The story of how Keith inadvertently brought the apocalypse by being the first domesticated livestock.

Let’s talk about the most underappreciated animal in the history of human survival.

Not the cow, although the cow has done a sterling job and deserves its flowers. Not the sheep, fine creatures though they are, standing in their flocks with the collective intelligence of a slightly damp sock. No. We’re talking about the goat.

Specifically, we’re talking about a wiry, narrow-eyed, fence-testing, bramble-consuming agent of chaos who was domesticated before any of the others, fed empires that would go on to invent philosophy and indoor plumbing, and still doesn’t get the recognition it deserves at the table, or the food industry podcast, or the nutritional discourse.

This is a corrective.

The Mountains That Started Everything

goats domestication

Picture the Zagros Mountains in what is now western Iran, roughly ten thousand years ago. The Younger Dryas has just wrapped up its final act of climatic misery, the ice is retreating, and humans are beginning to entertain the experimental idea that perhaps, instead of following prey until exhausted, they could try *keeping* some of it nearby and eating it when convenient.

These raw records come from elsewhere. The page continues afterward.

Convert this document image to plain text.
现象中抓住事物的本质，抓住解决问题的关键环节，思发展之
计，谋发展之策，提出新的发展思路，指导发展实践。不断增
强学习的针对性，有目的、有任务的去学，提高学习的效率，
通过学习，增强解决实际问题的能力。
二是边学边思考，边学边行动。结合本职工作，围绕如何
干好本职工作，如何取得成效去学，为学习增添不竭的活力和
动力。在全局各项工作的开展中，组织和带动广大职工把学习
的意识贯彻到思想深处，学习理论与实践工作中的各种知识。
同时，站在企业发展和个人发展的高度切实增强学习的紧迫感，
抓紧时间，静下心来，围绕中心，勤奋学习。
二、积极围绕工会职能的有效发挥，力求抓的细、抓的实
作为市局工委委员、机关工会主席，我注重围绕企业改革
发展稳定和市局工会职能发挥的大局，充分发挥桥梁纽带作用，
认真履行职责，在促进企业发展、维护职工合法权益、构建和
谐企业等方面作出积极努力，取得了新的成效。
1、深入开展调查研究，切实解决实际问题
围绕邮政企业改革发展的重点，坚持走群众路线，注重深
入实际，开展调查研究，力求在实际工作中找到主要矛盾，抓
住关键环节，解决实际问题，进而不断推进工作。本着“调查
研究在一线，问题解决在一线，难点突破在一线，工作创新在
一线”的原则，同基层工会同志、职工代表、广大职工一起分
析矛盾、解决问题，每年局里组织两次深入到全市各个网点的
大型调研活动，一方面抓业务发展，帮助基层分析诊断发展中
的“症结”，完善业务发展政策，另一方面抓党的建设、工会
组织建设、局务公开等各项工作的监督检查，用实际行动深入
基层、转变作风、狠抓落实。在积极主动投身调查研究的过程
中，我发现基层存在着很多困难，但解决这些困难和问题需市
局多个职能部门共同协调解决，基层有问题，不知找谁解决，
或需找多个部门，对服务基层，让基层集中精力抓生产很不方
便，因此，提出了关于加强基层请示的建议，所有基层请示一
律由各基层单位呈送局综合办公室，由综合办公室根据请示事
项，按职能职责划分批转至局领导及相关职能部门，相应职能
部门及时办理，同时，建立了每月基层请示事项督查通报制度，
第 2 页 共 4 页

The area lies at the eastern end of the Fertile Crescent, the region considered the cradle of agriculture and several early civilisations, and it is here, among the rocky slopes and dense scrub of the Zagros highlands, that the evidence for the earliest animal management by humans now points.

The animal in question was not a cow. Not a pig. Not a chicken.

It was the bezoar ibex, the wild ancestor of every domestic goat living today, and initial goat domestication is documented in the highlands of western Iran at ten thousand calibrated calendar years ago, with a distinct shift to selective harvesting of subadult males marking the transition from hunting to herding of the species.

The close relationship between these early herders and goats can be seen in the very foundations of the settlement itself, with several bricks from the archaeological site of Ganj Dareh bearing the imprint of cloven goat hooves.

These weren’t just incidental impressions. These were the hoofprints of the deal. The goat wrote its signature into the walls of civilisation ten millennia before we got round to inventing writing.

Because the advent of livestock domestication helped pave the way for larger populations and complex societies, animal geneticist David MacHugh describes Ganj Dareh as “the ‘ground zero’ for goat domestication, or close to it”, one of the pivotal moments in prehistory.

That’s not a small claim. That’s the goat taking partial credit for Athens, Rome, and eventually the internet. And we think they can’t read.

The early herders were already practicing intelligent husbandry from the start. Hunters and herders target different kinds of animals. Hunters are after the big return, so they go for large adults. Herders care less about individual size, focusing on keeping females alive to sustain and grow the herd. The bone evidence shows this shift clearly, fewer large males, more older females, a herd being managed rather than hunted.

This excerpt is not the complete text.